Но зарядил уже наган Юровский
И Битяговский наточил свой нож.
И вот уж позади грех окаянный,
И длится череда кошмарных снов.
Испарину со лба смахнул Ульянов,
Глаз не смыкает хмурый Годунов.
Истома власти всё ж сильнее страха;
Твердят они, возмездию назло:
«Ох, тяжела ты, шапка Мономаха!
Но до чего же в ней ходить тепло!»
От тех веков — одна зола в печурке...
Немым укором горестной земли
И в Угличе, и в Екатеринбурге
Взметнулись к небу храмы на крови.
***
Среди житейских игрищ мельтеша,
Приняв, как данность, суету эпохи,
Порою забываешь — есть душа.
Душа больна, ей холодно и плохо.
Пичужка беззащитная она
В силках у новорусского мещанства.
Вспорхнуть бы ей от мутного окна
В прозрачный мир добра и постоянства!
Спасу ее.

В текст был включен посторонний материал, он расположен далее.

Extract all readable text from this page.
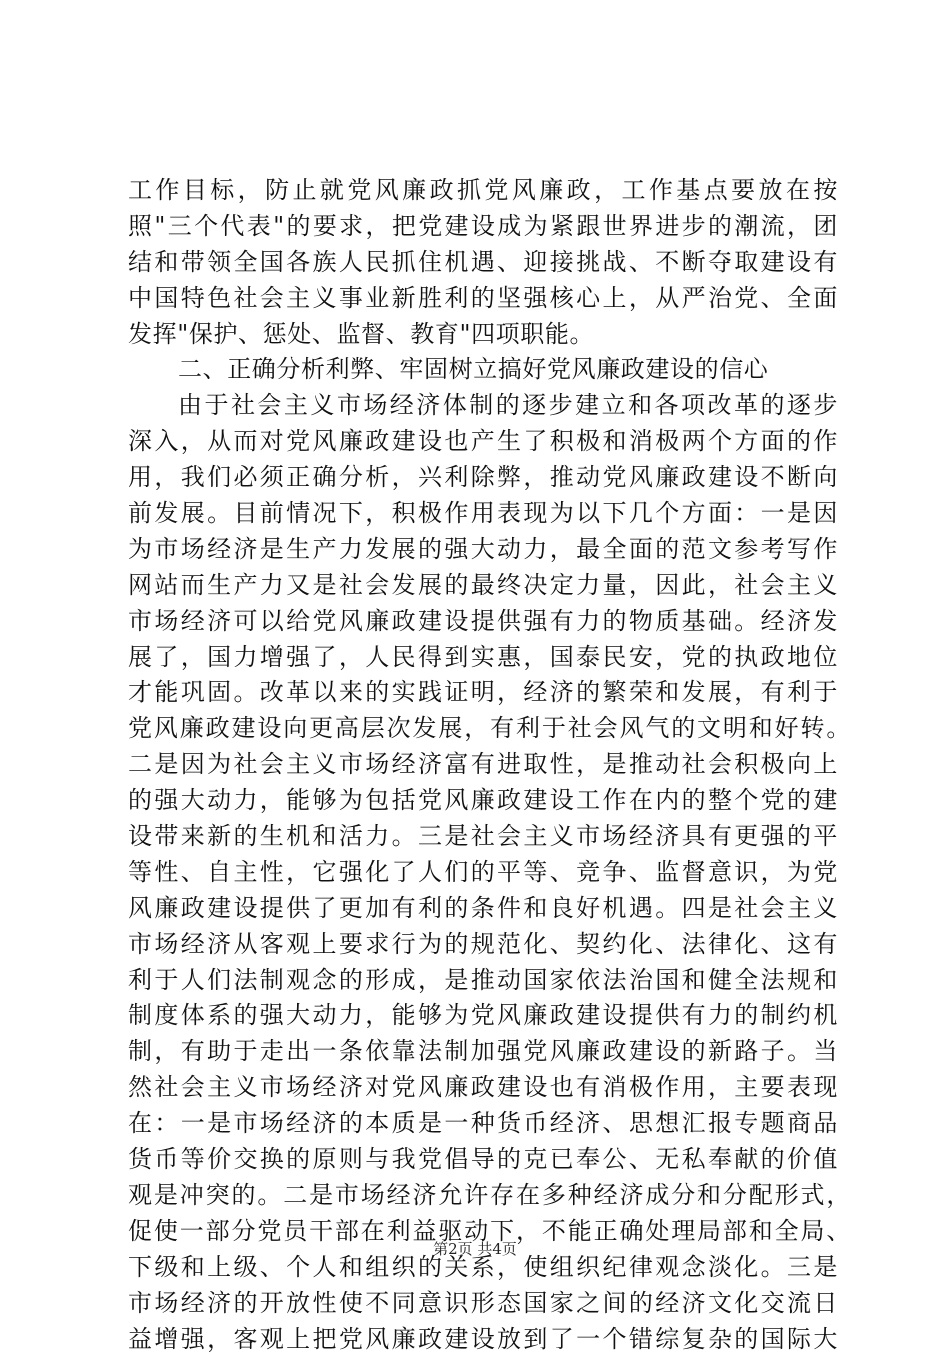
工作目标，防止就党风廉政抓党风廉政，工作基点要放在按
照"三个代表"的要求，把党建设成为紧跟世界进步的潮流，团
结和带领全国各族人民抓住机遇、迎接挑战、不断夺取建设有
中国特色社会主义事业新胜利的坚强核心上，从严治党、全面
发挥"保护、惩处、监督、教育"四项职能。
二、正确分析利弊、牢固树立搞好党风廉政建设的信心
由于社会主义市场经济体制的逐步建立和各项改革的逐步
深入，从而对党风廉政建设也产生了积极和消极两个方面的作
用，我们必须正确分析，兴利除弊，推动党风廉政建设不断向
前发展。目前情况下，积极作用表现为以下几个方面：一是因
为市场经济是生产力发展的强大动力，最全面的范文参考写作
网站而生产力又是社会发展的最终决定力量，因此，社会主义
市场经济可以给党风廉政建设提供强有力的物质基础。经济发
展了，国力增强了，人民得到实惠，国泰民安，党的执政地位
才能巩固。改革以来的实践证明，经济的繁荣和发展，有利于
党风廉政建设向更高层次发展，有利于社会风气的文明和好转。
二是因为社会主义市场经济富有进取性，是推动社会积极向上
的强大动力，能够为包括党风廉政建设工作在内的整个党的建
设带来新的生机和活力。三是社会主义市场经济具有更强的平
等性、自主性，它强化了人们的平等、竞争、监督意识，为党
风廉政建设提供了更加有利的条件和良好机遇。四是社会主义
市场经济从客观上要求行为的规范化、契约化、法律化、这有
利于人们法制观念的形成，是推动国家依法治国和健全法规和
制度体系的强大动力，能够为党风廉政建设提供有力的制约机
制，有助于走出一条依靠法制加强党风廉政建设的新路子。当
然社会主义市场经济对党风廉政建设也有消极作用，主要表现
在：一是市场经济的本质是一种货币经济、思想汇报专题商品
货币等价交换的原则与我党倡导的克已奉公、无私奉献的价值
观是冲突的。二是市场经济允许存在多种经济成分和分配形式，
促使一部分党员干部在利益驱动下，不能正确处理局部和全局、
下级和上级、个人和组织的关系，使组织纪律观念淡化。三是
市场经济的开放性使不同意识形态国家之间的经济文化交流日
益增强，客观上把党风廉政建设放到了一个错综复杂的国际大
第2页 共4页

Не разрешу стареть.
Скрыв от ненужных глаз, на всякий случай,
Теплом строфы попробую согреть
И напоить из родника созвучий.
НА РЫБАЛКЕ
Восток светлел, но Волга всё дремала
В зеленой люльке скошенных лугов.
Накрыл туман махровым покрывалом
Излучины пологих берегов.
Теченье пело в якорных канатах,
Чуть слышно переливами журча,
Талантливо и чуть замысловато,
С изяществом маэстро-скрипача.
Растаяло спасение причала
Над бездной, в нашем утлом корабле.
Приливом звездным души раскачало
В плывущей по галактике Земле.
Но колокольчик долгожданно звякнул
И, подсечёно опытной рукой,
Затрепетало солнышко, обмякнув
На лучике плотвицей золотой.
***
Листва натанцевалась до упада
С осенним ветром, покружившим всласть,
И октября последняя декада
По опустевшим скверам пронеслась.
Люблю затишье перед бурей снежной.
Вновь позабыты беды и грехи,
И в мыслях как-то сдержанно и нежно...
В такое время пишутся стихи.
***
За что мне эта Божья благодать —
Бездонность мысли, бесконечность неба,
Глубокий вдох, домашний запах хлеба,
Стихи, семья, — о чем еще мечтать?
За то, что мне дано осознавать:
Всего лишь миг Вселенной существую,
Что всё это придется потерять —
И свет дневной, и даже тьму ночную!
***
Нужно совсем немного:
Дом у лесной опушки,
Пахнущий мокрой хвоей,
Рядом с большой рекой;
Чтобы вела дорога
К сказочной той кукушке,
Что принесет с лихвою
Времени нам с тобой.
Нужно совсем немного:
Чтобы на телефонах
Звездочками светили
Нам имена детей.
Чтобы, шагнув с порога
В суетный мир перронов,
Дети нас не забыли
За суматохой дней.
Нужно совсем немного:
Ручка и лист бумаги,
Полочка со стихами,
Берег в росе, река;
В небе, поближе к Богу,
Юрких стрижей ватаги…
И, до конца, над нами
Кроны и облака.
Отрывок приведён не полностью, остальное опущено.